When you come close to me, don’t expect me to smell of the lily and the rose, the sweet sugary fragrances of multi-layered artificial compositions. This isn’t me. When you see me you should recognize how my scent couldn’t have been born in a test tube, a laboratory, how it can’t be bottled in diamond-faceted flacons and tied up with a pale pink ribbon.
I want my scent to remind you of sitting next to a camp fire under a starry sky, smoke curling up to the milky way, and maybe a full moon rising up over a vast, mysterious landscape.
I want my embrace to carry you to mossy woods, deep and green with warm sun on rain-drenched logs, a smell of comfort, of safety and freedom.
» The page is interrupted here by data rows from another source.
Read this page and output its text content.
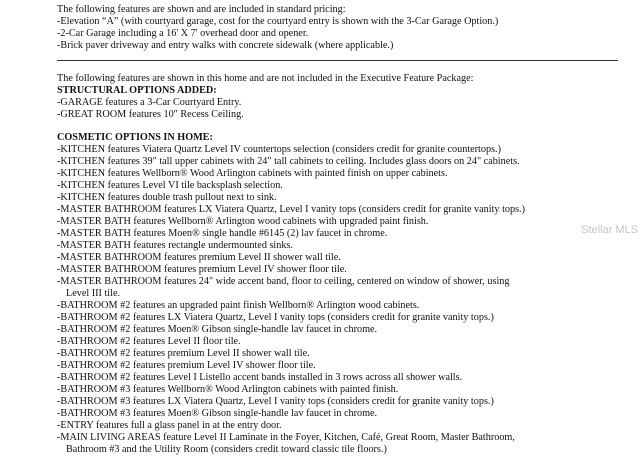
The following features are shown and are included in standard pricing:
-Elevation “A” (with courtyard garage, cost for the courtyard entry is shown with the 3-Car Garage Option.)
-2-Car Garage including a 16' X 7' overhead door and opener.
-Brick paver driveway and entry walks with concrete sidewalk (where applicable.)
The following features are shown in this home and are not included in the Executive Feature Package:
STRUCTURAL OPTIONS ADDED:
-GARAGE features a 3-Car Courtyard Entry.
-GREAT ROOM features 10" Recess Ceiling.
COSMETIC OPTIONS IN HOME:
-KITCHEN features Viatera Quartz Level IV countertops selection (considers credit for granite countertops.)
-KITCHEN features 39" tall upper cabinets with 24" tall cabinets to ceiling. Includes glass doors on 24" cabinets.
-KITCHEN features Wellborn® Wood Arlington cabinets with painted finish on upper cabinets.
-KITCHEN features Level VI tile backsplash selection.
-KITCHEN features double trash pullout next to sink.
-MASTER BATHROOM features LX Viatera Quartz, Level I vanity tops (considers credit for granite vanity tops.)
-MASTER BATH features Wellborn® Arlington wood cabinets with upgraded paint finish.
-MASTER BATH features Moen® single handle #6145 (2) lav faucet in chrome.
-MASTER BATH features rectangle undermounted sinks.
-MASTER BATHROOM features premium Level II shower wall tile.
-MASTER BATHROOM features premium Level IV shower floor tile.
-MASTER BATHROOM features 24" wide accent band, floor to ceiling, centered on window of shower, using
Level III tile.
-BATHROOM #2 features an upgraded paint finish Wellborn® Arlington wood cabinets.
-BATHROOM #2 features LX Viatera Quartz, Level I vanity tops (considers credit for granite vanity tops.)
-BATHROOM #2 features Moen® Gibson single-handle lav faucet in chrome.
-BATHROOM #2 features Level II floor tile.
-BATHROOM #2 features premium Level II shower wall tile.
-BATHROOM #2 features premium Level IV shower floor tile.
-BATHROOM #2 features Level I Listello accent bands installed in 3 rows across all shower walls.
-BATHROOM #3 features Wellborn® Wood Arlington cabinets with painted finish.
-BATHROOM #3 features LX Viatera Quartz, Level I vanity tops (considers credit for granite vanity tops.)
-BATHROOM #3 features Moen® Gibson single-handle lav faucet in chrome.
-ENTRY features full a glass panel in at the entry door.
-MAIN LIVING AREAS feature Level II Laminate in the Foyer, Kitchen, Café, Great Room, Master Bathroom,
Bathroom #3 and the Utility Room (considers credit toward classic tile floors.)
Stellar MLS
I want to make you feel at home in fields of cornflowers growing on heavy, dusty soil, with a whiff of herbs and spices carried over by the breeze; maybe from the Provence, maybe from a place far away full of cedar wood and pines.
I want you to take a walk by my side, inhaling the faint aroma of old leather, of hay on meadows in late summer, and of trees turning into crisp red and golden flames on the hills with the onset of Indian summer, all being threatened to be swept away by the veil of mist rising up.
I want you to stand next to me and inhale the powerful perfume of thunderstorms making rain fall in big, lazy drops on sun-hot pavement, bringing dreams of old days and new adventures, mixing ashes and the ocean in one single breath.
I want you to think of evening sun turning the world golden, making you forget the time, the place, the season, and when you look up I want to make you wonder what huge white clouds taste like.
This is me. You can’t bottle me, and neither will you ever be able to capture all of me at the same time.